At this time of year, it’s easy to find predictions for how the stock market will perform over the next 12 months. But I’m always wary.
I can’t help but think some of the forecasts are made only to grab the headlines. For example, if I say there’s going to be a crash in 2026 – typically defined as a rapid market drop of more than 20% — and this proves to be accurate, I can then claim to be amazingly insightful and a bit of an expert when it comes to predicting market movements. On the other hand, if a crash doesn’t happen, nobody will ever remember what I forecast.
That’s why I suspect some commentators regularly use this ‘C-word’. After all, eventually they will be proved right. But let’s try and cut through the noise and both ask and answer the question: will there be a stock market crash in 2026?
Getting warmer
Sorry to mislead anyone into thinking I have an answer but to be truthful, I have no idea!
Yet there’s plenty of evidence to suggest that the US market in particular is overheating. The Buffett Indicator – a bit like a market-wide price-to-earnings ratio – is close to its highest-ever level. As the saying goes, if America sneezes, the world will catch a cold. Goodness knows what will happen on this side of the Atlantic if the US gets a bad dose of flu.
And since the FTSE 100 was launched in 1984, there have been four crashes – Black Monday (1987), the bursting of the dotcom bubble (2000), the global financial crisis (2007-2008), and the pandemic (2020). Therefore, crude maths suggests there’s approximately a one in 10 chance of something similar happening in 2026.
Given the uncertainty, I think it’s sensible to, as the famous quote goes: “Expect the best, plan for the worst, and prepare to be surprised.”

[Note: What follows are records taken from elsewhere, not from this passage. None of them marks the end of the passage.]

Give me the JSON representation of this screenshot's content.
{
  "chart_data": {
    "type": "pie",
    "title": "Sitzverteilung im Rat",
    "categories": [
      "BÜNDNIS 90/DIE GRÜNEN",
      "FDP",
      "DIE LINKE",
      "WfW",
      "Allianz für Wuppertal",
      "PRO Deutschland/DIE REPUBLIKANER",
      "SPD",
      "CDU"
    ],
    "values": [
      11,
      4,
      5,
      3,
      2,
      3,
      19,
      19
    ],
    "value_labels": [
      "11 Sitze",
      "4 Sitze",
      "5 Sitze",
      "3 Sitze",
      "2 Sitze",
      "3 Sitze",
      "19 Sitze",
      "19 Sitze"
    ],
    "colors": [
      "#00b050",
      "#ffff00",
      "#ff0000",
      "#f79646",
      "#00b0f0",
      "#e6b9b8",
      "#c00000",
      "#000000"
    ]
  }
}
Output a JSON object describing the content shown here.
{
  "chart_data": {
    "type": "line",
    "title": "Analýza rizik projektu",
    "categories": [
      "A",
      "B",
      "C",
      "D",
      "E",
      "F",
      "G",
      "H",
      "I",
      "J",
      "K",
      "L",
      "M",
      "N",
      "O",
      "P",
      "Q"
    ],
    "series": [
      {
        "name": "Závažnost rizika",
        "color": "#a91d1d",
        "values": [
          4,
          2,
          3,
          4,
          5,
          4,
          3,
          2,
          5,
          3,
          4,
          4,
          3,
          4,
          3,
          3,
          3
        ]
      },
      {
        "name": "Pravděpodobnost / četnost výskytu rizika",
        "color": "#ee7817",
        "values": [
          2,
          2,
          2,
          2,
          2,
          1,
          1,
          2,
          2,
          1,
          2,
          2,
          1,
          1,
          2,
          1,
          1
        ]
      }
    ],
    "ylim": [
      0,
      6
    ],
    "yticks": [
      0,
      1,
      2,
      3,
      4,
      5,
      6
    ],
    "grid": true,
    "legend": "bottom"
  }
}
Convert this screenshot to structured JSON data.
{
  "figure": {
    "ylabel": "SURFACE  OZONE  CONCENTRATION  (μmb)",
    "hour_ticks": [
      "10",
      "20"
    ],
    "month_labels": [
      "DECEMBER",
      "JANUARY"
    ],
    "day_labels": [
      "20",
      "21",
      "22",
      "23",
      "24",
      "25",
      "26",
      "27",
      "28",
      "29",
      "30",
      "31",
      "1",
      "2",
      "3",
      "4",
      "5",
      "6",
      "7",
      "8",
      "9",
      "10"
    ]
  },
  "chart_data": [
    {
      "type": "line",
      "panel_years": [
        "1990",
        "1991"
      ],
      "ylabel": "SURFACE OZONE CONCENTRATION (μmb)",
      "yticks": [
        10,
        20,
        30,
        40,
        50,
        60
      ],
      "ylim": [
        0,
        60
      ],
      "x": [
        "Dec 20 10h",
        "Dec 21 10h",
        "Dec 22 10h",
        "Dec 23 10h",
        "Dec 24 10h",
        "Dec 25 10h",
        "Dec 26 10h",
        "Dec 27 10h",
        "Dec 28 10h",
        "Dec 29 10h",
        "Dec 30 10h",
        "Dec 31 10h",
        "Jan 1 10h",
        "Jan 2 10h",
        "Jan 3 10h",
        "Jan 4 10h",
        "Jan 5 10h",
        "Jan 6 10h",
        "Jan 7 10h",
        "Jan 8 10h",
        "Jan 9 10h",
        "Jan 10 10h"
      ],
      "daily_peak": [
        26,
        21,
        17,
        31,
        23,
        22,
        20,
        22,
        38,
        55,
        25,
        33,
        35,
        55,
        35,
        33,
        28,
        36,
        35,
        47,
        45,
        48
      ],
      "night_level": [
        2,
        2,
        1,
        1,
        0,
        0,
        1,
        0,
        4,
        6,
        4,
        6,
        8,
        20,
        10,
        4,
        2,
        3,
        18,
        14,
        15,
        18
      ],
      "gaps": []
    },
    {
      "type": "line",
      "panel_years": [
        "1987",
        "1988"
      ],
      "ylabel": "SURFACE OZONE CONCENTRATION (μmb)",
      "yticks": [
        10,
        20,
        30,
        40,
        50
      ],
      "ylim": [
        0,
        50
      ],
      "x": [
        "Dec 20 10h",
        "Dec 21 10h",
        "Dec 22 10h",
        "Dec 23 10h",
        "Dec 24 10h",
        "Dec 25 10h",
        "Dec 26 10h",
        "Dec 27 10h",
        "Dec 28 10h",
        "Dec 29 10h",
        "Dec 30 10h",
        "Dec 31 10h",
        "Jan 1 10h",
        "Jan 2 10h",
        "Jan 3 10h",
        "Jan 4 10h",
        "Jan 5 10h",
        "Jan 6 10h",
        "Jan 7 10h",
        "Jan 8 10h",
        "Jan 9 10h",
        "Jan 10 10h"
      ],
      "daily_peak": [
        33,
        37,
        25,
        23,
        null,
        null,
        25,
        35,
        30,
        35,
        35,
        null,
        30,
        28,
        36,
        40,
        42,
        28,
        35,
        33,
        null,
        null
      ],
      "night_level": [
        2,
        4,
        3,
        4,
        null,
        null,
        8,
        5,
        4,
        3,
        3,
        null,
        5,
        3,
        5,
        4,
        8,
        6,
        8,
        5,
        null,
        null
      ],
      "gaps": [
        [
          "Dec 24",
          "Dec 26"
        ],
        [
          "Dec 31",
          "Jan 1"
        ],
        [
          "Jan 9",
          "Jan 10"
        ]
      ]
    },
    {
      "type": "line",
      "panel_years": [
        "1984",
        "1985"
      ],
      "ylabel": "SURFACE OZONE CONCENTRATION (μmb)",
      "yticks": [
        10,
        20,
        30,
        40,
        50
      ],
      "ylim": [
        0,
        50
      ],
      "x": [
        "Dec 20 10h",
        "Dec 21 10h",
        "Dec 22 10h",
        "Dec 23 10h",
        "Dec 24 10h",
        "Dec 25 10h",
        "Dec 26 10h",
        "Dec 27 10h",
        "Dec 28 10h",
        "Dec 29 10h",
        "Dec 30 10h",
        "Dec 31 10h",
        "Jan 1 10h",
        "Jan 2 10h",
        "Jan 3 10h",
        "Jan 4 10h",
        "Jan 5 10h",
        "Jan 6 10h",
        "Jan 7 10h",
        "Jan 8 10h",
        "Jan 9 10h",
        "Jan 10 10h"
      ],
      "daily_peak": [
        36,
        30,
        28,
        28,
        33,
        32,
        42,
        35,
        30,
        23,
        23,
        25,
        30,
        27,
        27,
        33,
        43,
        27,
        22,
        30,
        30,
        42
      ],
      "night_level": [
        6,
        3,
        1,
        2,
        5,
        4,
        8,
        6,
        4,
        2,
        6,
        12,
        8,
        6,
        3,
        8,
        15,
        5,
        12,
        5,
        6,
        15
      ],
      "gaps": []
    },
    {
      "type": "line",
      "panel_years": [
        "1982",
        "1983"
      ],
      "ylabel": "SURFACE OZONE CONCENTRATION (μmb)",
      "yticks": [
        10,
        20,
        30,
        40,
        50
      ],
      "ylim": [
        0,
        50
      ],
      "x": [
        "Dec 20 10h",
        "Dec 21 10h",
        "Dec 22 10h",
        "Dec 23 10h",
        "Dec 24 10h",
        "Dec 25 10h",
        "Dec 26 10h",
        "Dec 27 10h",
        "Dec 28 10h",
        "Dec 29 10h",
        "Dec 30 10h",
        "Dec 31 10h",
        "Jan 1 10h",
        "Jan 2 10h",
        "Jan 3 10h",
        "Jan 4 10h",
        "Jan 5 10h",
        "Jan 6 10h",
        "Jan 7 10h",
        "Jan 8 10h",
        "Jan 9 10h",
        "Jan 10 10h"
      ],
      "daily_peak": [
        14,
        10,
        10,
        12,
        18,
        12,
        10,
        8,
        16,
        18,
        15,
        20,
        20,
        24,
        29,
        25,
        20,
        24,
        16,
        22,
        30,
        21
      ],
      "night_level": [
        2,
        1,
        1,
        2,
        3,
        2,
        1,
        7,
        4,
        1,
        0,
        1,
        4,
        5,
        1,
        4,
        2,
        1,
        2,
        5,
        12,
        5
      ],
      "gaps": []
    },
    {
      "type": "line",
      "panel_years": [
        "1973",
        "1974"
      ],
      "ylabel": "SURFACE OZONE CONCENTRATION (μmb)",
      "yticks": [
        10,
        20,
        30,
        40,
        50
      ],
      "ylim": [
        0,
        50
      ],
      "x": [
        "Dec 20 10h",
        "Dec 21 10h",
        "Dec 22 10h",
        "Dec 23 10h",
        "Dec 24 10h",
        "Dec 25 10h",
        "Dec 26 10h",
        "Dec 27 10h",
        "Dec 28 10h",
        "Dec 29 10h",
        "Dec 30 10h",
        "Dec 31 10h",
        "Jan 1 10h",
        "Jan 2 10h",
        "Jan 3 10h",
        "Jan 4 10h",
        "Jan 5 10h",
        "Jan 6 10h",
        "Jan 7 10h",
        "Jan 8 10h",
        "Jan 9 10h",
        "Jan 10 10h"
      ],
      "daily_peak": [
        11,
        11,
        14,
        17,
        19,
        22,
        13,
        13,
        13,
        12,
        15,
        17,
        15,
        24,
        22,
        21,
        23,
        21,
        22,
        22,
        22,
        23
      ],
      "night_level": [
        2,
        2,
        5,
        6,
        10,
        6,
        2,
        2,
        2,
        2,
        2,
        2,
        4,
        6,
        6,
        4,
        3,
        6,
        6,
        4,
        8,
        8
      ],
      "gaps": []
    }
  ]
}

That’s why I think it’s a good idea for anyone investing in the stock market to have a diversified portfolio. In other words, a balance of growth stocks and income shares, spread across different sectors operating in a wide variety of markets.
One option
A stock that I hold – J Sainsbury (LSE:SBRY) – has defensive properties that could make it worth considering by those expecting a crash, or at the very least, a market downturn.
Irrespective of the state of the wider economy, people have to eat. When incomes are squeezed, they may swap branded items for cheaper ones. But like most other grocers, Sainsbury’s has its own range of value products to cater for this demand. In fact, these offer the opportunity to earn higher margins as the grocer has greater control over the supply chain and can therefore capture more of the profit.
However, grocery retailing is a tough business. Competition is fierce and margins are tight. In addition, the logistics associated with keeping over 1,400 supermarkets and convenience stores fully stocked can be challenging.
But Sainsbury’s can trace its roots back to 1869. In its 156-year history, it’s survived wars, recessions, and a few pandemics, not to mention some stock market crashes. It’s also established a reputation for paying a generous dividend. And after all this time, it remains Britain’s second-largest grocer. That’s why I think it’s a stock worth considering by investors who are fearing the worst in 2026, but are also hoping for the best.